The IRS has a 10-year statute of limitations to collect assessed tax debt, governed by Internal Revenue Code § 6502.

Once that 10-year window closes, the debt becomes legally unenforceable.

Certain actions can pause or extend the 10-year clock, including bankruptcy filings, offers in compromise, and extended payment agreements.

But absent those pauses, the IRS has a hard deadline to collect, and taxpayers who wait it out can sometimes see their debts expire.

CAN: Revoke Your Passport Indirectly

Under the FAST Act of 2015 (codified in 26 U.S.C. § 7345), the IRS can certify taxpayers with “seriously delinquent” tax debts (over $66,000 in 2026, adjusted annually for inflation) to the State Department.

The State Department then has the authority to deny, revoke, or limit the taxpayer’s passport.

The IRS itself doesn’t actually revoke the passport. The State Department handles that.

But IRS certification is the trigger, and taxpayers who ignore the process can find themselves unable to travel internationally.

CAN’T: Throw You in Jail for Honest Mistakes

The IRS has criminal enforcement authority, but it’s generally reserved for cases of willful tax fraud, tax evasion, or intentional failure to file.

Making an honest mistake on a return is not a criminal offense.

Getting something wrong, owing money you didn’t know about, or missing a deduction isn’t going to send you to prison.

Criminal prosecution requires evidence of intent to deceive or defraud, and those cases are rare compared to the millions of civil tax disputes the IRS handles each year.

CAN: Audit You Generally Up to Three Years Back

The IRS generally has a three-year statute of limitations to audit a tax return, starting from the date the return was filed.

That window can extend to six years if the IRS suspects you under-reported income by more than 25%.

For cases involving fraud or unfiled returns, there’s no time limit at all.

But for ordinary returns filed honestly, the three-year window is the typical ceiling.

CAN’T: Take Certain Exempt Property

The Internal Revenue Code specifically exempts certain property from IRS levies.

This includes unemployment benefits, some workers’ compensation payments, certain pension benefits under specific conditions, child support payments, court-ordered alimony, and essential personal property up to defined dollar limits.

There are also exemptions for basic household goods, tools of the trade (for self-employed individuals), and clothing.

These exemptions exist to ensure that taxpayers, even those with significant debt, can still meet the most basic requirements of daily life.

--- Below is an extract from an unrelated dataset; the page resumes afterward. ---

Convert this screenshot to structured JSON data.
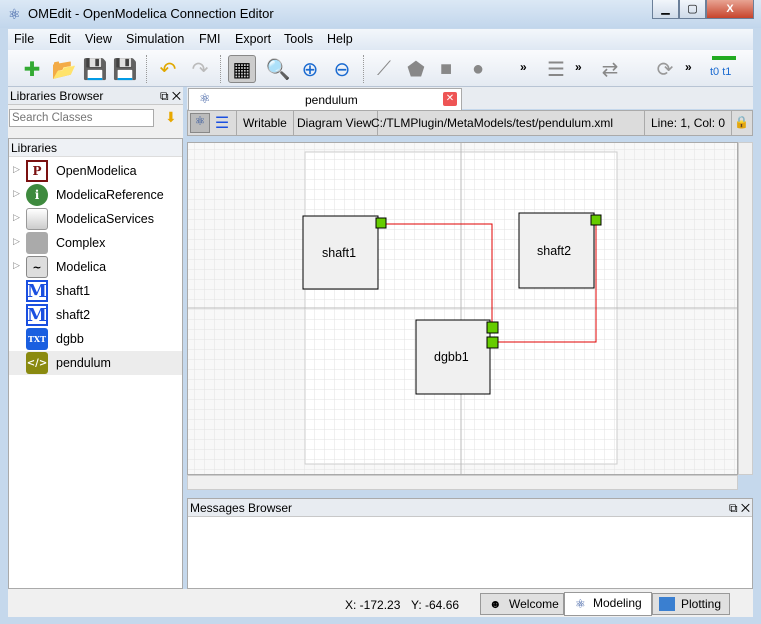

The Line Between Power and Limits

The IRS has more collection authority than any other creditor in the United States, and the agency’s tools are significant.

At the same time, the IRS operates within a legal framework that includes real limits.

For most Americans, the IRS is a presence that shows up once a year at tax time and then disappears.

For those dealing with tax debt, understanding both the powers and the limits of the agency is essential to navigating the process.

If you’re ever facing an IRS collection action, talk to a tax professional, respond to notices promptly, and know that you have rights at every stage.

The IRS has a lot of authority, but it also has rules, and those rules apply to the agency just as much as they apply to taxpayers.